# Evaluation Deployment Context

Use this pack when `eval/model_eval` needs deployment guidance for hosted
endpoints or Megatron checkpoints. HF checkpoints require an existing hosted
endpoint or a conversion path before using the checked-in Megatron deployment
config.

## Product Contract

- Prefer an existing OpenAI-compatible endpoint when the user provides one.
- If deployment is part of the eval step, use the checked-in config and env
  profile.

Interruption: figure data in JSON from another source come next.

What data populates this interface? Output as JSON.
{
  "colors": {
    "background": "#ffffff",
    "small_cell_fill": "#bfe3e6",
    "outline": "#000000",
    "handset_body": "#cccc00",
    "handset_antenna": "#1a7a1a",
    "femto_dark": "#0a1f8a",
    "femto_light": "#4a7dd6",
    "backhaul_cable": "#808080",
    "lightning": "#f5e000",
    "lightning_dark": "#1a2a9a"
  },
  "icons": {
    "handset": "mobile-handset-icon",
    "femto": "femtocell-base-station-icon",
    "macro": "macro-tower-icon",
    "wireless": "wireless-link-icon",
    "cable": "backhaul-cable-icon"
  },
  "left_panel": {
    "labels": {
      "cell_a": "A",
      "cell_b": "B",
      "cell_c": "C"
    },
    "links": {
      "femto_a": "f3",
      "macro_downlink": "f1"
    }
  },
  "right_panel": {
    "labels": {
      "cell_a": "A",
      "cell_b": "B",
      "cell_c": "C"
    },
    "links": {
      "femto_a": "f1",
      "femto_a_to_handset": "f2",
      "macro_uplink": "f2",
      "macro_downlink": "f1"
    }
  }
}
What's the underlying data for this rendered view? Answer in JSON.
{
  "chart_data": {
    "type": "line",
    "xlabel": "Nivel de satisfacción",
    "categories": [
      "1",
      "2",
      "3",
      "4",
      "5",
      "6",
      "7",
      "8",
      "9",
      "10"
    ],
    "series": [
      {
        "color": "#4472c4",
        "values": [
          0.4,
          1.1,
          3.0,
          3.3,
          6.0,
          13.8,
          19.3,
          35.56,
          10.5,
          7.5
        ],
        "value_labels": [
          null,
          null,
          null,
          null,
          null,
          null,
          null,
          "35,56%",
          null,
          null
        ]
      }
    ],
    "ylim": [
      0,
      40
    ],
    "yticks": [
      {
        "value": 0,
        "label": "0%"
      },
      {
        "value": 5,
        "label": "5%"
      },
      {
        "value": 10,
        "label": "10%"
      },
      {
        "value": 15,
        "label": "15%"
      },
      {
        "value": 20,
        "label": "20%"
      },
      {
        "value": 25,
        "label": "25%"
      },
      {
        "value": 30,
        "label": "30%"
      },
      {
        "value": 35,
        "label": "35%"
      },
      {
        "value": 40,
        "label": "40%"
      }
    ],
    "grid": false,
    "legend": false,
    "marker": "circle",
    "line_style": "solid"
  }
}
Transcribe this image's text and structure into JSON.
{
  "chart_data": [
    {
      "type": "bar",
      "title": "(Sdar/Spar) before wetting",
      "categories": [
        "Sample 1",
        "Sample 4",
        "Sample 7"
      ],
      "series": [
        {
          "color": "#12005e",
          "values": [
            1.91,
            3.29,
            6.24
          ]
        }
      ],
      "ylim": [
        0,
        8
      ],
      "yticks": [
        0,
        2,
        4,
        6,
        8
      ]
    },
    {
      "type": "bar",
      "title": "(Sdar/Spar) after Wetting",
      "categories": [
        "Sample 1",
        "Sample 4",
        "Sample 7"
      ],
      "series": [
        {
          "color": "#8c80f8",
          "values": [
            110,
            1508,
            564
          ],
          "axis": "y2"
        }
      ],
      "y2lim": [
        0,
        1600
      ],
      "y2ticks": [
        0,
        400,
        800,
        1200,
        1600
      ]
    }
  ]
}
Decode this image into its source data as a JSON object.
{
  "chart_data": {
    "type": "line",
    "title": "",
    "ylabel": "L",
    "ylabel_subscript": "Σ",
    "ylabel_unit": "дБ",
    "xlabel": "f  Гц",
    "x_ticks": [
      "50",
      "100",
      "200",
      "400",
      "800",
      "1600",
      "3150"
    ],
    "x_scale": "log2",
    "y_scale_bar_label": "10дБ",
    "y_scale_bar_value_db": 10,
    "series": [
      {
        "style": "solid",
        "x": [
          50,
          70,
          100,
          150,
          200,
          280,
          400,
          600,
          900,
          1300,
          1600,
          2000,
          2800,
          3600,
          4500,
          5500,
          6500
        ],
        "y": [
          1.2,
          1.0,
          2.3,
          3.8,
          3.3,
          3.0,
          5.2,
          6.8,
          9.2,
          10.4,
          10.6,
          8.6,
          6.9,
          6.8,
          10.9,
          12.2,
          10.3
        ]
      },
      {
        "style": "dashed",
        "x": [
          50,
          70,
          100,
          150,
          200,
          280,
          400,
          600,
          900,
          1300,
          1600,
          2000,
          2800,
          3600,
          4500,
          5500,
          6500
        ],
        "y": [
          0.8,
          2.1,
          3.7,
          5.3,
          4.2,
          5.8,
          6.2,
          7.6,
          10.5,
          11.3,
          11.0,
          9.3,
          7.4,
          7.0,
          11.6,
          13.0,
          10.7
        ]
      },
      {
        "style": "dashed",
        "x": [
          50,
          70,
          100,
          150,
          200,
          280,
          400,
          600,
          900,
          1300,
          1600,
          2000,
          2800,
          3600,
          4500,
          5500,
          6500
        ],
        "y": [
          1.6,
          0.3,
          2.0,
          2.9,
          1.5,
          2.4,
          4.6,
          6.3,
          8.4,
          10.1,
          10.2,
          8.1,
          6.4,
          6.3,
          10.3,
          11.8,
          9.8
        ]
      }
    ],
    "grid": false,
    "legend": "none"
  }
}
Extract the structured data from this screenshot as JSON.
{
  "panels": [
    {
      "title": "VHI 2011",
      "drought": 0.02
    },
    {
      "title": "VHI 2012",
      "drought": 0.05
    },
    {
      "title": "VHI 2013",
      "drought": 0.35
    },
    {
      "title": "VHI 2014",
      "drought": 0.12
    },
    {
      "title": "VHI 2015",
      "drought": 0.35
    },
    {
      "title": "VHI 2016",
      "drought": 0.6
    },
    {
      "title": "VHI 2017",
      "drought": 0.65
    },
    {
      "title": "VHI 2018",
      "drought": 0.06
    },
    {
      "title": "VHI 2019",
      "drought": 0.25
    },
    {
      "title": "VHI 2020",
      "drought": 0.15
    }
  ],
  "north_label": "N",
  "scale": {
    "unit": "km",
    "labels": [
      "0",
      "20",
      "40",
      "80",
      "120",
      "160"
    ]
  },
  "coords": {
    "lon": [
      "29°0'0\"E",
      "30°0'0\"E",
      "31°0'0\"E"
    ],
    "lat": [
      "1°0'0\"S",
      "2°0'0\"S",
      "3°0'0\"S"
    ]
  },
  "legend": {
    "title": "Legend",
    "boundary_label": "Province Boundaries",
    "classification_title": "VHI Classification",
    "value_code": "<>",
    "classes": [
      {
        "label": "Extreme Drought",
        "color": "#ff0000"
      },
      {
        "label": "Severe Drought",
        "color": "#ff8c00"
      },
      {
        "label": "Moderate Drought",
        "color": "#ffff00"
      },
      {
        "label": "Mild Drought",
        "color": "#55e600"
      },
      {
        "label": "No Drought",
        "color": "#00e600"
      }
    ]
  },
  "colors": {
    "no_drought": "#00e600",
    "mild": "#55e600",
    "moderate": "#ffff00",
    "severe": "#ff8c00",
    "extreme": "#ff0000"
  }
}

Do not fabricate a deployment service in skill guidance.
- Keep deployment and evaluation artifacts separate from training outputs.

## Artifact Routing

| Input artifact | Deployment path |
|---|---|
| `checkpoint_hf` | Existing hosted endpoint, or convert to a supported deployment format first |
| `checkpoint_megatron` | `eval/model_eval/config/default.yaml` Megatron deployment path |
| LoRA adapter | merge or load adapter with base before evaluation, depending on supported serving path |
| Existing URL | skip deployment and configure evaluator against the URL |

## Endpoint Rules

- Chat/instruction benchmarks need a chat-compatible endpoint.
- Logprob benchmarks need completions/logprobs support and a matching tokenizer.
- Keep model name, URL, and API-key env var explicit in config or CLI
  overrides.
- Do not print resolved secret values.

## Remote Rules

- For Lepton/Slurm/DGX Cloud, pick the deployment/eval profile from env TOML.
- Verify mounted checkpoint paths exist inside the runtime container.
- Use dry-run or a limited benchmark only to validate launch wiring.

## Failure Modes

- `bad_megatron_checkpoint_path`: point at the concrete `iter_*` checkpoint.
- `endpoint_not_ready`: health-check the service before starting evaluation.
- `missing_auth`: set the endpoint API key env var in the runtime.